Genetic changes resulting in the proliferation of cells include the activation of proto-oncogenes as well as the inactivation of tumor suppressor genes [[28]]. However, the mechanism of how WSG is involved in the proliferation of WI-38 VA13 cells is unknown. Genetic analysis of infinite division in human cells suggests that immortal cells can be classified into at least 4 complementation groups, and SV40-immortalized cells are categorized into a single distinct group [[29]]. Although many genes involved in the proliferation or immortalization processes were identified, the entire mechanism remains mysterious.

In this study, we identified and characterized a fusion gene from WI-38 VA13 cells, which are SV40-immortalized lung fibroblasts. The generation of WSG seems to be an uncommon case among the SV40-immortalized cells. Unlike the strong expression of WSG in WI-38 VA13 cells, no signal was detected in WI-26 VA4 (SV40-immortalized lung fibroblasts) or SVG p12 (SV40-immortalized brain fibroblasts). Sequence analysis shows that WSG is a fusion transcript generated by the integration of SV40 T antigen into chromosome 16p13. WoLF PSORT II, a useful tool for nuclear localization sequence (NLS) prediction, yielded 2 putative monopartite NLSs, which may explain why this protein is localized to the nuclear. The growth rate of the WSG-overexpressed WI-38 VA13 cells did not increase significantly, whereas its knockdown reduced the proliferation of WI-38 VA13 cells. After the re-introduction of WSG, the proliferation rate of the WSG-siRNA–treated WI-38 VA13 cells was restored. We applied WSG to the WI-38 fibroblasts or other normal type cells expecting to observe cell growth. However, WSG showed no influence to other normal cells. These facts provide evidence that although WSG is not the major factor for the cell growth, it may play role as a contributor in the proliferation of WI-38 VA13 cells.

Yano et al. characterized a DNA sequence at the SV40 integration site in a human fibroblast cell line VA13 immortalized by SV40 [[30]]. Suggestion was given that the viral genome integrated at a single site of the chromosome. The 367 nucleotides on the 3′ end of WSG have 98% similarity with this DNA sequence which both locates on 16p13. This abnormal chromosome site (16p13) was also studied in a SV40-transformed human bronchial epithelial cell line, BEAS-2B [[31]]. Taken together, it seems that a specific chromosomal region (16p13) is vulnerable to the integration of SV40, and WSG is generated through this integration.

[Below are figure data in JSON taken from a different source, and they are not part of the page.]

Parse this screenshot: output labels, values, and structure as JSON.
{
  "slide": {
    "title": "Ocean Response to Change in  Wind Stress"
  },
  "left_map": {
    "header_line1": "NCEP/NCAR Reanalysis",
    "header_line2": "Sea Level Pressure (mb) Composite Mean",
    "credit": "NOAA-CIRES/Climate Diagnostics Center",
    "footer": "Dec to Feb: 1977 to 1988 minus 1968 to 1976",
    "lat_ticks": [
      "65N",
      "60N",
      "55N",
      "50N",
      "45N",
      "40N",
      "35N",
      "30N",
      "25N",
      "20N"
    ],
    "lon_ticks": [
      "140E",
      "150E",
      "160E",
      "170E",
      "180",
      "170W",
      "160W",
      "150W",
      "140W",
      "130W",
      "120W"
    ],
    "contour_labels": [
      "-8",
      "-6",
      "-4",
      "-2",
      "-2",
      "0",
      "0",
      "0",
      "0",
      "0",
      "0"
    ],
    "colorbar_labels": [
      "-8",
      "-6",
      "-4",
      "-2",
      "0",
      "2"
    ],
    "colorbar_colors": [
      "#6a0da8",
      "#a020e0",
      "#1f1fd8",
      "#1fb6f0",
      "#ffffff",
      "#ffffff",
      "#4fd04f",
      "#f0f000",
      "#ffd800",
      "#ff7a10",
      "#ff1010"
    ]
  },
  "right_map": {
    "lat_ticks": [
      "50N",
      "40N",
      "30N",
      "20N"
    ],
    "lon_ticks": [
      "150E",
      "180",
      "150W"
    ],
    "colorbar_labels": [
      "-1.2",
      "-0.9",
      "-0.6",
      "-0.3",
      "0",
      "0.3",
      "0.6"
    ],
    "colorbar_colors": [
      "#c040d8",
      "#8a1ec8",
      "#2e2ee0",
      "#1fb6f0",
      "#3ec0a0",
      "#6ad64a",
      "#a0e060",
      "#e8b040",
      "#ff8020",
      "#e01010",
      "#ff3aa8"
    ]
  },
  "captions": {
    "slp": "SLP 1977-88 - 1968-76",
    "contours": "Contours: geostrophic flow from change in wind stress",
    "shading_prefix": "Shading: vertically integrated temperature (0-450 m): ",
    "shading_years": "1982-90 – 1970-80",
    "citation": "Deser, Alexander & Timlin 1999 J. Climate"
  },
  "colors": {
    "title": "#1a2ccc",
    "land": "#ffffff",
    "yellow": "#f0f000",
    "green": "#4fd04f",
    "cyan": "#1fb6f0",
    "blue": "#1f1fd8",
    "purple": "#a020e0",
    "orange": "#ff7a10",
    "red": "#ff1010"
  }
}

In conclusion, we identified and characterized a fusion gene, WSG (WI-38 VA13 Specific Gene), generated by the integration of the SV40 T antigen. We found out that WSG plays role in the proliferation of WI-38 VA13 cells. We are now investigating the signal pathway about how WSG affects the proliferation of the WI-38 VA13 cells. Although complex regulation system controls cellular proliferation, diverse functions of WSG in the proliferation process can be imagined, and these are currently under investigation.

Declaration of interest: The authors report no conflicts of interest. The authors alone are responsible for the content and writing of the paper.